(GERMANY OUT) 04.07.2015, Fussball, Saison 2015/2016, 1. Bundesliga Testspiel und Saisoneröffnung zugunsten der Deutschen Sporthilfe,Borussia Dortmund – Team Gold 17:0,Ciro Immobile (Borussia Dortmund) (Photo by Team 2 Sportphoto/ullstein bild via Getty Images)

This is where the big holes start appearing. Understandably, some of Europe’s top clubs thought Immobile was worth taking a punt on and Borussia Dortmund snapped him up in the summer of 2014. Though BVB was admittedly dreadful for much of 2014/15 and has its share of locker room issues, Immobile looked out of his depth in Jürgen Klopp’s famed Gegenpress, struggling to fit in and show that he could add to his game. He did score four times in six Champions League games, but that tally was more than he had in 24 Bundesliga games (three), which proved that Germany was a step too far for him.

He tried again overseas with Sevilla the following season and, once more, he couldn’t adapt well enough or show more to his technical side of the game. He scored twice in eight games, couldn’t threaten Kevin Gameiro’s regular starting spot and, by January, he was back in Torino where he recaptured some of his old form with five goals and two assists in 14 league games. From there, Lazio took a chance on him to succeed the legendary Miroslav Klose, who served the capital club admirably during the latter stages of his career.

Immobile’s not the first Italian striker who struggled to settle abroad and probably won’t be the last. It’s perhaps part of the reason why many Italian striking greats preferred to stay home, much like English strikers preferring to stay in England, etc. It’s also, in a way, the reason why interest from abroad in the man who replaced Immobile at Torino, Andrea Belotti, has cooled, as well as the fact he’s struggled to impress this term after a 26-goal Serie A campaign last season.

The easy thing to say for critics would be that Immobile plays in an ‘easier’ league, but that has been proven false the last couple of seasons. Napoli and Roma finally mounted some sort of challenge to Juventus’ dynasty last season, and this year, Napoli are in a neck-and-neck fight with Juve at the top. Plus, the overall brand of football in the league has improved, in part thanks to Lazio, who have been one of Italy’s great entertainers this season, ranking second in Serie A in goals (61) and assists (44), despite only possessing the ball around 49% of the time.

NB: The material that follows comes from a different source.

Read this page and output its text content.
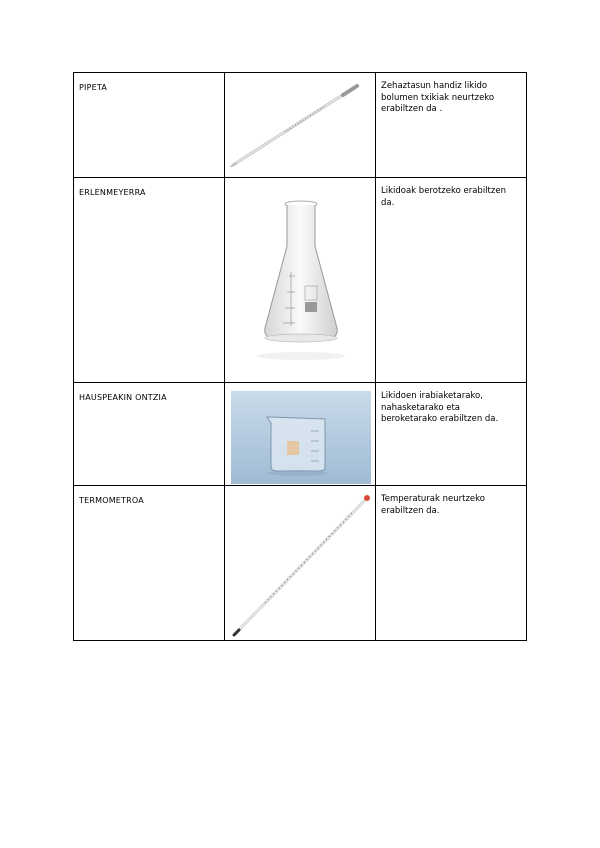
PIPETA		Zehaztasun handiz likido bolumen txikiak neurtzeko erabiltzen da .

ERLENMEYERRA		Likidoak berotzeko erabiltzen da.

HAUSPEAKIN ONTZIA		Likidoen irabiaketarako, nahasketarako eta beroketarako erabiltzen da.

TERMOMETROA		Temperaturak neurtzeko erabiltzen da.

The thing with Immobile is, he only functions best when a team is built around him. At Dortmund and Sevilla, he struggled to be a cog in the system and, because he doesn’t possess the most polished skill set, he looked out of sorts trying to fit in. At Lazio, he’s the only trustworthy option to lead the line, with the impressive Luis Alberto and Sergej Milinković-Savić (a central midfielder) proving to be their only other sources of reliable attacking output. Felipe Anderson has fallen from grace after a sensational 2014/15 campaign, Nani is long past his best and Immobile’s backups are led by Felipe Caicedo, who scored a whopping 24 goals in 103 games for Espanyol. Not exactly spoilt for options in the capital, are they?

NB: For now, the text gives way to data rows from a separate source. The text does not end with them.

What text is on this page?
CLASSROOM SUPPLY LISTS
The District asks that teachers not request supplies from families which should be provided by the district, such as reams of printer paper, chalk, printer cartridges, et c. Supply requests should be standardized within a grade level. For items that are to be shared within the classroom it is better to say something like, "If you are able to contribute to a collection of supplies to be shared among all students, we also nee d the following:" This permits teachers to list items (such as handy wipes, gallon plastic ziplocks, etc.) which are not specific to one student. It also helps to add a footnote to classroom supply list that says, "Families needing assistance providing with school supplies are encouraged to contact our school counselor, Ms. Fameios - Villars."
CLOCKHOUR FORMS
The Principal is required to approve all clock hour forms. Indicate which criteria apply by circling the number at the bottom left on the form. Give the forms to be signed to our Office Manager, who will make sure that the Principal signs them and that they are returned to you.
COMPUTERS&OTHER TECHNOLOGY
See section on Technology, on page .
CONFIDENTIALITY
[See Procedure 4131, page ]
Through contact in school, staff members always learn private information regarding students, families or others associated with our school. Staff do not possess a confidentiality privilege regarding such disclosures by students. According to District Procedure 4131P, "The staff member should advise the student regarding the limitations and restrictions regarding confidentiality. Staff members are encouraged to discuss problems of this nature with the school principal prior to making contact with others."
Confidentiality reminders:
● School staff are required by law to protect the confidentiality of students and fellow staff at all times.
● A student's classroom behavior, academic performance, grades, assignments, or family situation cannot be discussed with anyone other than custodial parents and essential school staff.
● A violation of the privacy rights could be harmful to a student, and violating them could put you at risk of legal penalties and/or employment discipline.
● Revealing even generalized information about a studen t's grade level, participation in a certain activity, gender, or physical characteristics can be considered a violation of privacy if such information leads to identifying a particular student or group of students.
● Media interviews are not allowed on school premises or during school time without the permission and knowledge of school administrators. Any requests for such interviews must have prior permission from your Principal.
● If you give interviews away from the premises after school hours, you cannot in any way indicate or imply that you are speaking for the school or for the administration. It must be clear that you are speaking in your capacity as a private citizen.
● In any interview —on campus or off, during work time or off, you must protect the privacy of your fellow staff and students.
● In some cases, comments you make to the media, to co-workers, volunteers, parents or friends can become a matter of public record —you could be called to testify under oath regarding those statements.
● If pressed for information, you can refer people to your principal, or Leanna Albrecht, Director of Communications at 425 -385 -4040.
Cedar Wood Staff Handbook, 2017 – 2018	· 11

Given what he is (and isn’t, as proven during his time abroad), you probably won’t hear a whole lot in terms of interest from reputable sides outside of Italy for the 28-year-old. His struggles with the national team don’t help his cause either, with seven goals to his name in 30 appearances for the Azzurri. And, he has the stain of Italy’s failure to make it to this summer’s World Cup on his CV, ironically caused by the incompetence of his old boss at Torino, Gian Piero Ventura.

A Golden Boot, a top-four place, a Coppa Italia and Europa League contention are all in play for Immobile and the masses should enjoy this while it lasts. Now that Immobile is finally showing some consistency, it’s understandable why people might think he’s more worth the risk now than he was when he left for Germany. But, considering all those facts, it’s understandable why there’s likely some buyers beware. Is what we’re seeing the real deal or is he the type who only flourishes playing somewhere with medium or low expectations, where he is the focal point?

Why leave anyway? You’re in a comfort zone and flourishing in it. If Immobile wants to remain in the kind of company he now finds himself in, he should take a hint from his last name and stay at Lazio. Become a club great like Crespo and Rocchi before you and let the team continue to build around you. Stand still in Rome, Immobile.